Réparer l'Église, réparer pour l'Église
Il y a des ressemblances entre le mal-être de nos sociétés et le mal-être de notre Église. Au mal-être de la société, nos dirigeants ont voulu répondre en lançant le « grand débat national ». Au mal-être de l’Église, les journaux La Croix et Pèlerin veulent répondre en lançant une « large consultation » et une « invitation à formuler des propositions pour surmonter la crise actuelle ».
On ne peut encore rien dire du grand débat national, sinon qu’il a été assez suivi mais il est trop tôt pour en évaluer les résultats ; a fortiori on ne peut rien dire de la « large consultation » lancée par les deux media catholiques puisqu’elle n’a même pas commencé. On peut juste déjà dire avec certitude que la fécondité de l’un et de l’autre dépendra de l’utilisation qui en sera faite…
En attendant, réfléchissons sur le titre : « Réparons l’Église ». Il a ses lettres de noblesse : il rappelle la parole fameuse du Christ à François d’Assise « François, va et répare ma maison qui, tu le vois, tombe en ruines ». Avec un point d’attention cependant : l’injonction « réparons » ne doit pas nous faire oublier que ce n’est pas nous qui réparons l’Église, de même que ce n’est pas nous qui la bâtissons. Jésus n’a pas dit à Pierre: « Tu es Pierre et tu me bâtiras une Église », mais « Tu es Pierre et sur cette pierre, je bâtirai mon Église ». Il y a là plus qu’une nuance.
La deuxième remarque que m’inspire ce titre porte sur la belle polysémie du verbe « réparer », qu’on peut utiliser comme verbe transitif ou comme verbe intransitif.
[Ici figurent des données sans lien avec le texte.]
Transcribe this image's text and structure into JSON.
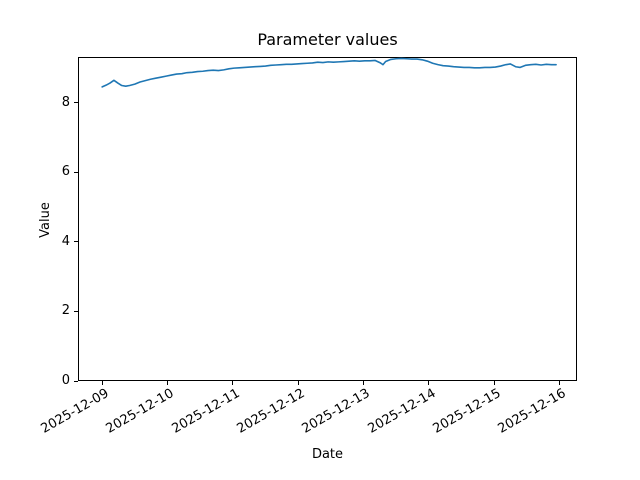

L’usage transitif est limité aux choses : on peut réparer une voiture en panne, mais on ne répare pas une personne. On la console, on la guérit, on donne sa vie pour elle. Or, l’Église n’est pas une chose mais bien plutôt une personne : donc, à proprement parler, nous ne devons pas réparer l’Église, nous devons réparer pour l’Église. Et comment réparer autrement qu’en priant et en faisant pénitence ? «Cette sorte de démon, dit Jésus, ne sort que par la prière et par le jeûne » (Matthieu 17, 21).
Et comment réparer autrement qu’en priant et en faisant pénitence ?
Je vois déjà certains hausser les épaules, d’autres dénoncer le jus pieux, cet art consommé de noyer le poisson qu’on appelle parfois « langue de buis » ; d’autres enfin, que je trouve bien plus redoutables parce qu’ils posent la bonne question, m’interroger en disant : « mais vous, est-ce que vous le faites ? » Je le fais un peu, mais si mal. J’aime l’Église, mais si mal. Et si l’on n’aime pas l’Église, il peut venir à l’idée de la bricoler, de la reconstruire à notre idée, mais certainement pas de prier pour elle.
Alors, si vous m’en croyez, commençons par l’aimer en priant et en jeûnant pour elle. Oui, commençons par l’aimer, cette Église qui est le grand cadeau fait par le Christ aux hommes : je vous l’assure, tout le reste suivra.